Though I agree with you that generally staff don’t need admin rights (you can use let them self-service install software with tools like SCCM.) And consuming content from the internet (web pages, downloads, email attachments) with admin rights is a great way to end up with malware installed.
Hi Alex – the method described in this article should do exactly what you want. A user is only a member of the administrators group while they are logged into a specific machine.
Reposting the script:
http://pastebin.com/zSq3TGF3
If someone want to translate and document the script, creating a blog post in english, please send an email at antitese.br[at]gmail and I can give more details about the script…
antítese
Please, can you re-post this script? it deleted on pastebin ((( i’am really interesting in it, whant to look on this script 🙂
Hi!
Excellent post!
There are only 2 problems with this approach:
1- It deletes every domain user that are members of the local administrator group; If in the past you added a user as a local administrator you will have problems using this method.
2- It doesn’t delete local users that are members of the local administrator group. Well, I guess it should delete EVERYBODY or NOBODY, it is deleting domain users but not local users from the local admins group.

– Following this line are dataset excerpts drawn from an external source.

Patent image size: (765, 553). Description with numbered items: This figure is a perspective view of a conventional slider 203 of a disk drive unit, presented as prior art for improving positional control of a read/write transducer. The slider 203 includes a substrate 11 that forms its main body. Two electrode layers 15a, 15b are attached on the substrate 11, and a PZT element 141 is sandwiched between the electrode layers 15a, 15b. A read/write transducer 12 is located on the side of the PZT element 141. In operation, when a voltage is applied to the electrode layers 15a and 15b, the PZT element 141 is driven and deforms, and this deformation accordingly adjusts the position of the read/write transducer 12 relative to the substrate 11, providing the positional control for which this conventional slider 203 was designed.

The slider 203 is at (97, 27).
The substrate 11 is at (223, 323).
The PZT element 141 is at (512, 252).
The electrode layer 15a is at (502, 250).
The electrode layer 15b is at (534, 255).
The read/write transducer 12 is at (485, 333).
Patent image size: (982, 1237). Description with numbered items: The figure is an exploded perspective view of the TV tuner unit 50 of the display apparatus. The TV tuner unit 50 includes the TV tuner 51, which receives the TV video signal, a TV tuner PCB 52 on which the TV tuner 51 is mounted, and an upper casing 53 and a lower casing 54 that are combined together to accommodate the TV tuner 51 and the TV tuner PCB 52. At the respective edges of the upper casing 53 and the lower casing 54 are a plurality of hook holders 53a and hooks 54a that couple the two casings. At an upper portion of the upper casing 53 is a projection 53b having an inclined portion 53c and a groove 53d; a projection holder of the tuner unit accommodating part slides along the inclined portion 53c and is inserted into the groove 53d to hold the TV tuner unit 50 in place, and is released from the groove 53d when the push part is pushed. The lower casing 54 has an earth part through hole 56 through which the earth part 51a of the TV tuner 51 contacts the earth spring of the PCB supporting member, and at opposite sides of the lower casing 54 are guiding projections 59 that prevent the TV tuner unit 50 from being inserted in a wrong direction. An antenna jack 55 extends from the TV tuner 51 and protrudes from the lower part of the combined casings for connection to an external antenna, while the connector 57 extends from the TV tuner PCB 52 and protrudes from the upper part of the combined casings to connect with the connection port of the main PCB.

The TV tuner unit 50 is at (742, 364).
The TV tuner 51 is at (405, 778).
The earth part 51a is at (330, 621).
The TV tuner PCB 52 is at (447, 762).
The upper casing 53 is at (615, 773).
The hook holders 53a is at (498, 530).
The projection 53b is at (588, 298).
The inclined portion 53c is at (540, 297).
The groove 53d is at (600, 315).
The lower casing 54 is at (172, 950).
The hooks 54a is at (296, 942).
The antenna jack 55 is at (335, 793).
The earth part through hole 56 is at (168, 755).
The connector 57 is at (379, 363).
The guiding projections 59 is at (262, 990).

Personally I use the “MEMBER OF” trick to manage local administrator users.
Thanks.
Vinicius
Thank you! You are right about the potential downsides. Like most things in Group Policy, we are given multiple ways to accomplish something and they each only do 90% of what we need. 🙂
In our environment, we use a powershell script that loads a csv file with associations of user, computer, start time and end time Of each local admin account. Since our users usually use the same computer and ~50 out 16k have admin rights , it works great for us. Our script also remove all local admins if last logon is greater than x days.
But I think I’ll use your method for adding the IT staff as local admin of their own division computers..
If you get the chance, post that script – I would be interested in it.
Well, I hope you can understand the script — it’s really messy at some points 🙂
Since the script runs on clients, we need to make sure it’s compatible with all powershell versions, so we use ADSI instead of ADModule.
http://pastebin.com/Vr95zyWL
Let me know your thoughts. Maybe I’ll document/rewrite script and make it avaliable on github.
It looks good to me! Do you have a lot of older clients that don’t support the ad module?